Mr Pleitner told the Free Press that residents in Wahgunayh deserve to be treated as “equals” with the rest of the shire.
“We don’t ask for much, but we do deserve to feel safe and secure in our own home,” he said.
Rutherglen resident Herb Ellerbock also addressed council’s budget at the submissions meeting, discussing the inequity of spending across the shire as well as the spending on cycling infrastructure.
“From mid-December 2021 to February 25, 2022, an online survey sought community input into the development of Council’s Draft Budget. The key sentiments expressed in the 311 responses were, council spending across the shire is not fair and equitable; council has been derelict in its general maintenance and upkeep of parks, public toilets, roads and footpaths; council should reduce spending on cycling infrastructure; council should focus its spending on maintaining and improving existing infrastructure; and council should prioritize spending on drainage, kerb, and gutters, which is not surprising, considering the extraordinary flood events of January 2022,” Mr Ellerbock said.

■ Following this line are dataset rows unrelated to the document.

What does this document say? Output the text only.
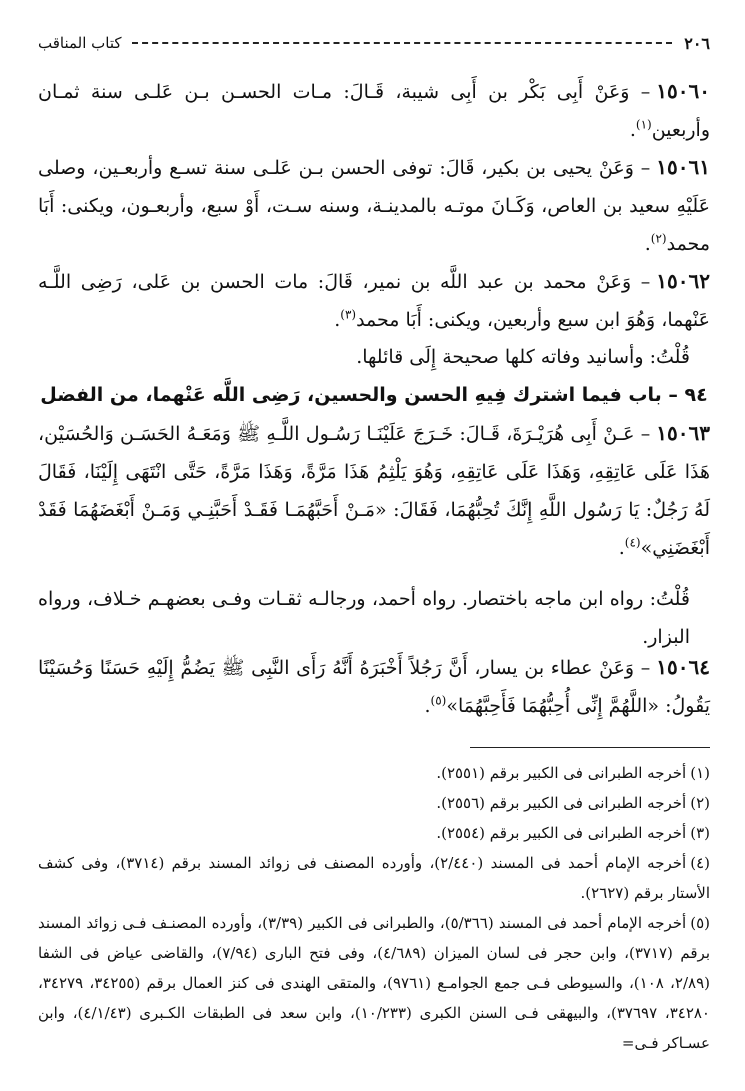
٢٠٦
كتاب المناقب

١٥٠٦٠– وَعَنْ أَبِى بَكْر بن أَبِى شيبة، قَـالَ: مـات الحسـن بـن عَلـى سنة ثمـان وأربعين$^{(١)}$.

١٥٠٦١– وَعَنْ يحيى بن بكير، قَالَ: توفى الحسن بـن عَلـى سنة تسـع وأربعـين، وصلى عَلَيْهِ سعيد بن العاص، وَكَـانَ موتـه بالمدينـة، وسنه سـت، أَوْ سبع، وأربعـون، ويكنى: أَبَا محمد$^{(٢)}$.

١٥٠٦٢– وَعَنْ محمد بن عبد اللَّه بن نمير، قَالَ: مات الحسن بن عَلى، رَضِى اللَّـه عَنْهما، وَهُوَ ابن سبع وأربعين، ويكنى: أَبَا محمد$^{(٣)}$.

قُلْتُ: وأسانيد وفاته كلها صحيحة إِلَى قائلها.

٩٤ – باب فيما اشترك فِيهِ الحسن والحسين، رَضِى اللَّه عَنْهما، من الفضل

١٥٠٦٣– عَـنْ أَبِى هُرَيْـرَةَ، قَـالَ: خَـرَجَ عَلَيْنَـا رَسُـول اللَّـهِ ﷺ وَمَعَـهُ الحَسَـن وَالحُسَيْن، هَذَا عَلَى عَاتِقِهِ، وَهَذَا عَلَى عَاتِقِهِ، وَهُوَ يَلْثِمُ هَذَا مَرَّةً، وَهَذَا مَرَّةً، حَتَّى انْتَهَى إِلَيْنَا، فَقَالَ لَهُ رَجُلٌ: يَا رَسُول اللَّهِ إِنَّكَ تُحِبُّهُمَا، فَقَالَ: «مَـنْ أَحَبَّهُمَـا فَقَـدْ أَحَبَّنِـي وَمَـنْ أَبْغَضَهُمَا فَقَدْ أَبْغَضَنِي»$^{(٤)}$.

قُلْتُ: رواه ابن ماجه باختصار. رواه أحمد، ورجالـه ثقـات وفـى بعضهـم خـلاف، ورواه البزار.

١٥٠٦٤– وَعَنْ عطاء بن يسار، أَنَّ رَجُلاً أَخْبَرَهُ أَنَّهُ رَأَى النَّبِى ﷺ يَضُمُّ إِلَيْهِ حَسَنًا وَحُسَيْنًا يَقُولُ: «اللَّهُمَّ إِنِّى أُحِبُّهُمَا فَأَحِبَّهُمَا»$^{(٥)}$.

(١)أخرجه الطبرانى فى الكبير برقم (٢٥٥١).
(٢)أخرجه الطبرانى فى الكبير برقم (٢٥٥٦).
(٣)أخرجه الطبرانى فى الكبير برقم (٢٥٥٤).
(٤)أخرجه الإمام أحمد فى المسند (٢/٤٤٠)، وأورده المصنف فى زوائد المسند برقم (٣٧١٤)، وفى كشف الأستار برقم (٢٦٢٧).
(٥)أخرجه الإمام أحمد فى المسند (٥/٣٦٦)، والطبرانى فى الكبير (٣/٣٩)، وأورده المصنـف فـى زوائد المسند برقم (٣٧١٧)، وابن حجر فى لسان الميزان (٤/٦٨٩)، وفى فتح البارى (٧/٩٤)، والقاضى عياض فى الشفا (٢/٨٩، ١٠٨)، والسيوطى فـى جمع الجوامـع (٩٧٦١)، والمتقى الهندى فى كنز العمال برقم (٣٤٢٥٥، ٣٤٢٧٩، ٣٤٢٨٠، ٣٧٦٩٧)، والبيهقى فـى السنن الكبرى (١٠/٢٣٣)، وابن سعد فى الطبقات الكـبرى (٤/١/٤٣)، وابن عسـاكر فـى=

“While minimal consideration is given to improving drainage, kerbs, and guttering, none of the other major concerns raised by the community have been addressed in this Draft Budget.
“So, the over-riding sentiment of survey respondents, that council fails to listen to the community, would come as no surprise.
“Annual budgets must respond to current circumstances and where necessary, override those longer-term objectives, but primarily, the budget must reflect the expectations of the community which this draft budget does not do.
“Councillors should be reminded that they represent the whole of the Indigo Shire, and not just their own community. They are not there merely to rubber-stamp what council staff put in front of them.”
The 2022/23 draft budget was endorsed last month with Cr Roberta Horne the only councillor voting against the budget, expressing concerns about the total funding on cycle paths.
Indigo Shire CEO Trevor Ierino publicly thanked all the submitters who took the time to review the draft budget and provide their feedback.
“Never before have we had such a high level of community input and influence in the development of our budget. From the 300 plus people who participated in our pre-budget survey to the 18 who wrote a formal submission, we read what you had to say, and we have listened,” he said.
“We have made a number of changes to the budget and where possible we have increased funds in some areas as a direct result of the pre-budget survey and the community feedback. Council will consider the final budget at its 28 June meeting.
“In addition to input into the budget, the community feedback has also provided us with valuable insights into community sentiment about council. Several themes emerged with the most common being investment in cycling infrastructure and equity of spend across the shire.
“With respect to cycle trails, it’s important to stress that there is no new council funding in the 2022/23 budget for cycling infrastructure.”